I thought it's clear enough but maybe I should add
more documentation.

> >> Why do you need a barrier on a UP kernel?
> > 
> > If pi_clear_on() doesn't contain a memory barrier (possible future),
> > then we have the following race: (pir[0] begins as 0.)
> > 
> >     KVM                           |  IOMMU
> >    -------------------------------+-------------
> >    pir_val = ACCESS_ONCE(pir[0])  |
> >                                   | pir[0] = 123
> >                                   | pi_set_on()

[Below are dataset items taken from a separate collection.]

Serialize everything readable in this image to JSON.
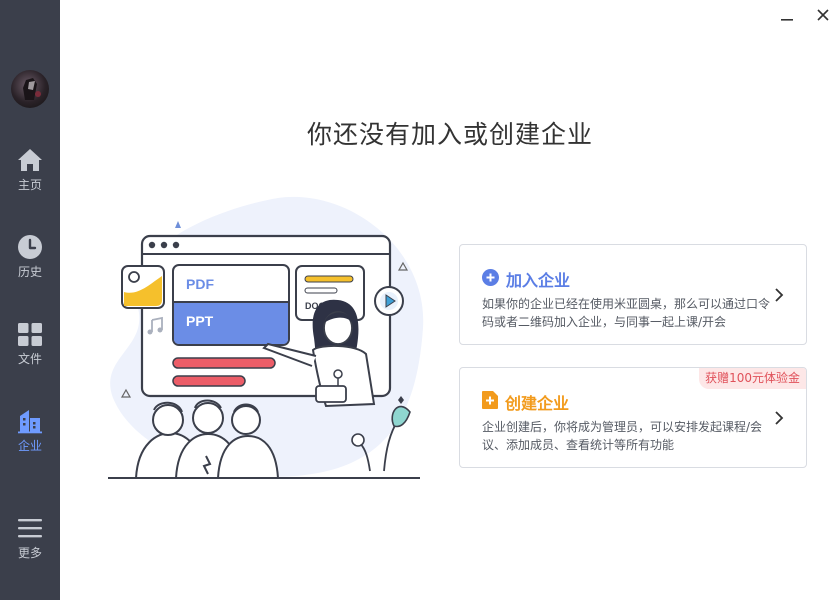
{
  "sidebar": {
    "items": [
      {
        "label": "主页",
        "icon": "home-icon"
      },
      {
        "label": "历史",
        "icon": "clock-icon"
      },
      {
        "label": "文件",
        "icon": "grid-icon"
      },
      {
        "label": "企业",
        "icon": "building-icon"
      },
      {
        "label": "更多",
        "icon": "menu-icon"
      }
    ],
    "active_index": 3
  },
  "window": {
    "minimize_icon": "minimize-icon",
    "close_icon": "close-icon"
  },
  "main": {
    "title": "你还没有加入或创建企业",
    "illustration": {
      "pdf_label": "PDF",
      "ppt_label": "PPT",
      "docs_label": "DOCS"
    },
    "cards": [
      {
        "title": "加入企业",
        "icon": "plus-circle-icon",
        "description": "如果你的企业已经在使用米亚圆桌，那么可以通过口令码或者二维码加入企业，与同事一起上课/开会"
      },
      {
        "title": "创建企业",
        "icon": "plus-square-icon",
        "badge": "获赠100元体验金",
        "description": "企业创建后，你将成为管理员，可以安排发起课程/会议、添加成员、查看统计等所有功能"
      }
    ]
  },
  "colors": {
    "sidebar_bg": "#3b3f4b",
    "accent_blue": "#6f9bff",
    "join_title": "#5b7ee5",
    "create_title": "#f29b1d",
    "badge_text": "#e0515a"
  }
}
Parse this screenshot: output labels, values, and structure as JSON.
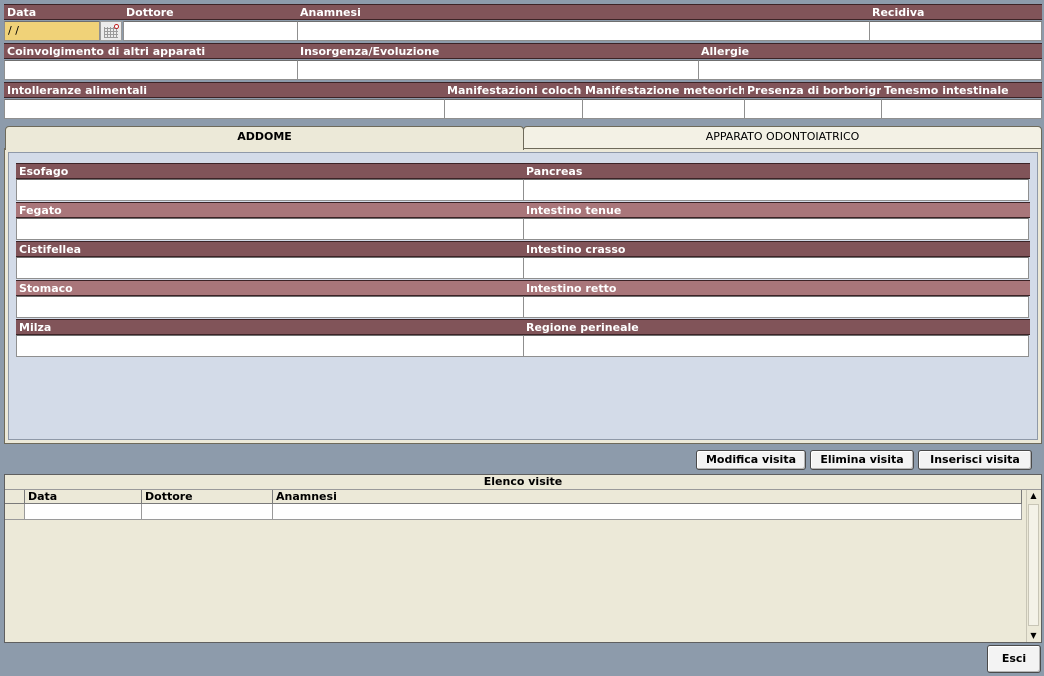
{
  "header": {
    "data_label": "Data",
    "data_value": " / /",
    "dottore_label": "Dottore",
    "anamnesi_label": "Anamnesi",
    "recidiva_label": "Recidiva",
    "coinvolgimento_label": "Coinvolgimento di altri apparati",
    "insorgenza_label": "Insorgenza/Evoluzione",
    "allergie_label": "Allergie",
    "intolleranze_label": "Intolleranze alimentali",
    "manif_coloche_label": "Manifestazioni coloche",
    "manif_meteoriche_label": "Manifestazione meteoriche",
    "borborigmi_label": "Presenza di borborigmi",
    "tenesmo_label": "Tenesmo intestinale"
  },
  "tabs": [
    {
      "label": "ADDOME",
      "active": true
    },
    {
      "label": "APPARATO ODONTOIATRICO",
      "active": false
    }
  ],
  "addome": {
    "left": [
      "Esofago",
      "Fegato",
      "Cistifellea",
      "Stomaco",
      "Milza"
    ],
    "right": [
      "Pancreas",
      "Intestino tenue",
      "Intestino crasso",
      "Intestino retto",
      "Regione perineale"
    ]
  },
  "actions": {
    "modifica": "Modifica visita",
    "elimina": "Elimina visita",
    "inserisci": "Inserisci visita"
  },
  "visits": {
    "title": "Elenco visite",
    "columns": [
      "Data",
      "Dottore",
      "Anamnesi"
    ]
  },
  "esci_label": "Esci",
  "colors": {
    "header_dark": "#815459",
    "header_light": "#a9767a",
    "date_field": "#f0d278",
    "background": "#8d9bab",
    "panel": "#d3dbe8"
  },
  "icons": {
    "calendar": "calendar-icon",
    "scroll_up": "arrow-up-icon",
    "scroll_down": "arrow-down-icon"
  }
}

> >    pi_clear_on()                  |
> >    if (pir_val)                   |
> > 
> > ACCESS_ONCE() does not prevent the CPU to prefetch pir[0] (ACCESS_ONCE
> > does nothing in this patch), so if there was 0 in pir[0] before IOMMU
> > wrote to it, then our optimization to avoid the xchg would yield a false
> > negative and the interrupt would be lost.